Professional Learning: A Focus on Feedback

Mrs Jo Butterworth 

Staff engagement in professional learning at St Aidan’s continues to be a priority for the ongoing development of individual professional growth and the opportunity to collaborate about, challenge and create shared teaching practices. During the staff professional learning days at the beginning of this term, teachers engaged in a professional learning day focused on establishing learner-centred feedback practices. Contemporary views of effective feedback practice emphasise the need for students to be taught how to play an active role in seeking, providing and using feedback to improve their learning outcomes (Brooks et al., 2021). This important shift in recognising the active role of the student in the learning and feedback process will be the focus of professional learning in 2021.

When teachers provide feedback, the aim is to close or reduce the gap between students’ learning goals and the quality of their performance. Over time, studies of the feedback process have recognised that enabling students to actively engage in dialogue with their teacher about the quality of their work is central to their success. However, the use of feedback to improve performance still remains a challenge for many secondary students, includingSt Aidan’s students, and our teachers are committed to exploring, experimenting with and evaluating feedback strategies.

Heads of Faculty play a central role in facilitating the implementation, experimentation and evaluation of feedback practices. Specific professional learning activities focus on:

  • Making sense of assessment criteria

  • Learning how to engage students in dialogue about the quality of their work

  • Refining our understanding of effective modelling practices

  • Learning how to create peer assessment opportunities.

The Australian Institute for Teaching and School Leadership (AITSL) recognises the important role of feedback in the learning process. AITSL have drawn on the work of Hattie and Timperley (2007) who suggested that for students to be able to respond to feedback than the learning environment needs to be guided by three questions:

  • Where am I going? (What are the goals?)

  • How am I going? (What progress is being made toward the goal?)

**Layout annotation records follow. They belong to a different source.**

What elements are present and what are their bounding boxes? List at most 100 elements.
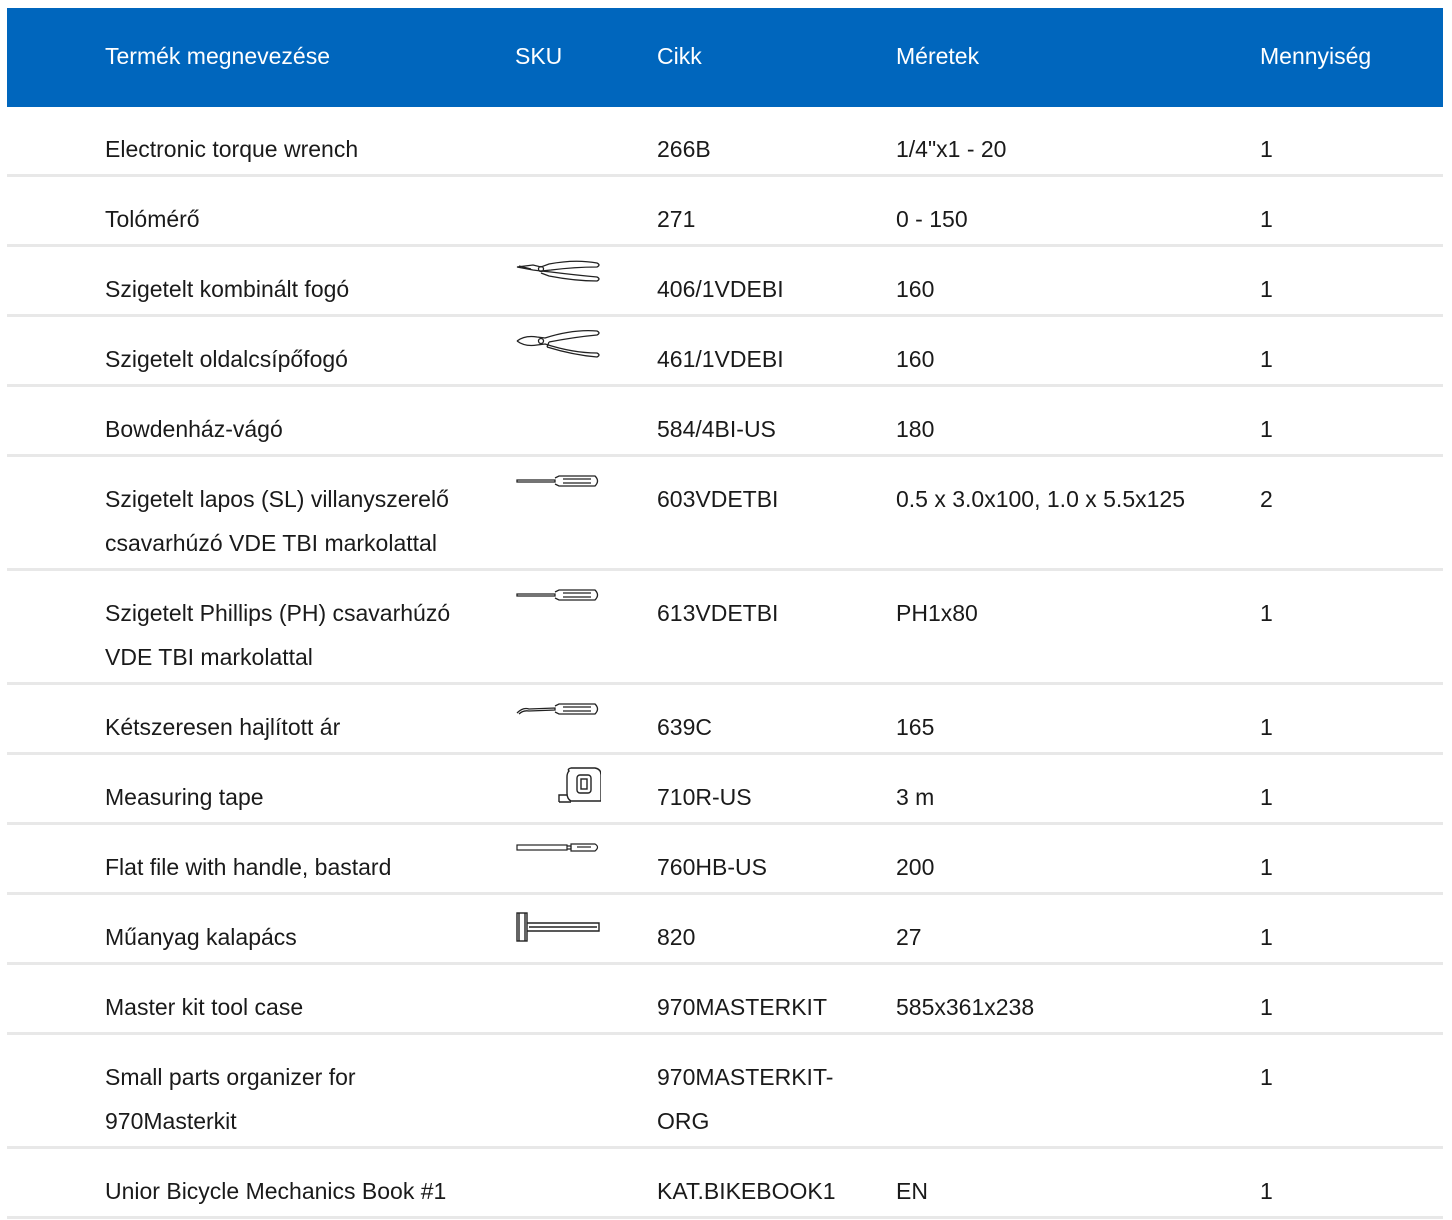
product-name-line: Electronic torque wrench (105, 136, 359, 162)
cikk-cell: 970MASTERKIT- ORG (657, 1055, 857, 1143)
bent-awl-icon (515, 695, 601, 735)
product-name-cell: Kétszeresen hajlított ár (105, 705, 485, 749)
meret-cell: PH1x80 (896, 600, 978, 626)
header-name: Termék megnevezése (105, 43, 330, 69)
cikk-cell: 271 (657, 197, 857, 241)
cikk-cell: 406/1VDEBI (657, 267, 857, 311)
table-row: Electronic torque wrench 266B 1/4"x1 - 20 1 (7, 107, 1443, 177)
cikk-line: 461/1VDEBI (657, 346, 784, 372)
product-name-cell: Szigetelt kombinált fogó (105, 267, 485, 311)
table-row: Szigetelt lapos (SL) villanyszerelő csava… (7, 457, 1443, 571)
meret-cell: 27 (896, 924, 922, 950)
quantity-cell: 1 (1260, 346, 1273, 372)
quantity-cell: 1 (1260, 854, 1273, 880)
cikk-cell: KAT.BIKEBOOK1 (657, 1169, 857, 1213)
cikk-cell: 760HB-US (657, 845, 857, 889)
cikk-line: 820 (657, 924, 696, 950)
meret-cell: 0 - 150 (896, 206, 968, 232)
product-name-line: Master kit tool case (105, 994, 304, 1020)
cikk-line: 710R-US (657, 784, 752, 810)
product-name-cell: Bowdenház-vágó (105, 407, 485, 451)
product-name-cell: Tolómérő (105, 197, 485, 241)
quantity-cell: 1 (1260, 924, 1273, 950)
screwdriver-icon (515, 581, 601, 621)
product-name-line: Szigetelt kombinált fogó (105, 276, 350, 302)
quantity-cell: 1 (1260, 136, 1273, 162)
screwdriver-icon (515, 467, 601, 507)
cikk-line: 271 (657, 206, 696, 232)
cikk-cell: 584/4BI-US (657, 407, 857, 451)
product-name-line: 970Masterkit (105, 1108, 237, 1134)
header-cikk: Cikk (657, 43, 702, 69)
table-row: Kétszeresen hajlított ár 639C 165 1 (7, 685, 1443, 755)
cikk-cell: 461/1VDEBI (657, 337, 857, 381)
header-sku: SKU (515, 43, 563, 69)
product-name-line: Measuring tape (105, 784, 264, 810)
header-mennyiseg: Mennyiség (1260, 43, 1372, 69)
cikk-line: 613VDETBI (657, 600, 779, 626)
product-name-cell: Master kit tool case (105, 985, 485, 1029)
table-body: Electronic torque wrench 266B 1/4"x1 - 20 1… (7, 107, 1443, 1219)
cikk-cell: 603VDETBI (657, 477, 857, 521)
product-name-line: Kétszeresen hajlított ár (105, 714, 341, 740)
quantity-cell: 1 (1260, 784, 1273, 810)
product-name-line: csavarhúzó VDE TBI markolattal (105, 530, 437, 556)
table-row: Master kit tool case 970MASTERKIT 585x361x… (7, 965, 1443, 1035)
meret-cell: 160 (896, 276, 935, 302)
quantity-cell: 1 (1260, 206, 1273, 232)
product-name-line: VDE TBI markolattal (105, 644, 313, 670)
product-name-cell: Small parts organizer for 970Masterkit (105, 1055, 485, 1143)
cikk-cell: 639C (657, 705, 857, 749)
product-name-line: Unior Bicycle Mechanics Book #1 (105, 1178, 447, 1204)
header-meretek: Méretek (896, 43, 980, 69)
product-name-cell: Measuring tape (105, 775, 485, 819)
quantity-cell: 1 (1260, 1064, 1273, 1090)
table-row: Szigetelt oldalcsípőfogó 461/1VDEBI 160 1 (7, 317, 1443, 387)
table-row: Szigetelt kombinált fogó 406/1VDEBI 160 1 (7, 247, 1443, 317)
product-name-cell: Electronic torque wrench (105, 127, 485, 171)
cikk-line: 639C (657, 714, 712, 740)
product-name-cell: Szigetelt oldalcsípőfogó (105, 337, 485, 381)
cikk-line: 970MASTERKIT (657, 994, 827, 1020)
table-row: Szigetelt Phillips (PH) csavarhúzó VDE TB… (7, 571, 1443, 685)
meret-cell: EN (896, 1178, 928, 1204)
side-cutter-icon (515, 327, 601, 367)
quantity-cell: 2 (1260, 486, 1273, 512)
product-table: Termék megnevezése SKU Cikk Méretek Menn… (7, 8, 1443, 1219)
product-name-cell: Szigetelt Phillips (PH) csavarhúzó VDE TB… (105, 591, 485, 679)
table-row: Small parts organizer for 970Masterkit 970… (7, 1035, 1443, 1149)
combination-pliers-icon (515, 257, 601, 297)
cikk-line: 970MASTERKIT- (657, 1064, 834, 1090)
quantity-cell: 1 (1260, 1178, 1273, 1204)
hammer-icon (515, 905, 601, 945)
quantity-cell: 1 (1260, 714, 1273, 740)
table-row: Flat file with handle, bastard 760HB-US 20… (7, 825, 1443, 895)
quantity-cell: 1 (1260, 994, 1273, 1020)
meret-cell: 200 (896, 854, 935, 880)
table-row: Unior Bicycle Mechanics Book #1 KAT.BIKEB… (7, 1149, 1443, 1219)
meret-cell: 1/4"x1 - 20 (896, 136, 1007, 162)
cikk-line: 406/1VDEBI (657, 276, 784, 302)
cikk-line: ORG (657, 1108, 710, 1134)
cikk-cell: 613VDETBI (657, 591, 857, 635)
meret-cell: 180 (896, 416, 935, 442)
cikk-line: 603VDETBI (657, 486, 779, 512)
product-name-cell: Szigetelt lapos (SL) villanyszerelő csava… (105, 477, 485, 565)
cikk-cell: 820 (657, 915, 857, 959)
meret-cell: 0.5 x 3.0x100, 1.0 x 5.5x125 (896, 486, 1185, 512)
table-row: Measuring tape 710R-US 3 m 1 (7, 755, 1443, 825)
flat-file-icon (515, 835, 601, 875)
meret-cell: 160 (896, 346, 935, 372)
table-row: Bowdenház-vágó 584/4BI-US 180 1 (7, 387, 1443, 457)
product-name-line: Small parts organizer for (105, 1064, 356, 1090)
quantity-cell: 1 (1260, 276, 1273, 302)
meret-cell: 165 (896, 714, 935, 740)
measuring-tape-icon (515, 765, 601, 805)
product-name-line: Műanyag kalapács (105, 924, 297, 950)
product-name-cell: Unior Bicycle Mechanics Book #1 (105, 1169, 485, 1213)
product-name-line: Szigetelt oldalcsípőfogó (105, 346, 348, 372)
product-name-line: Bowdenház-vágó (105, 416, 283, 442)
meret-cell: 3 m (896, 784, 935, 810)
table-header: Termék megnevezése SKU Cikk Méretek Menn… (7, 8, 1443, 107)
quantity-cell: 1 (1260, 600, 1273, 626)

  • Where to next? (What activities do I need to do now to make better progress?)

https://www.aitsl.edu.au/docs/default-source/feedback/aitsl-feedback-factsheet.pdf?sfvrsn=2b2dec3c_4

These questions will guide St Aidan’s professional learning approach to building a feedback culture that values the creation of a learner-centred environment. In turn, this will develop students’ capacity to become self-regulated learners, able to tackle complex understandings across subject areas and beyond school.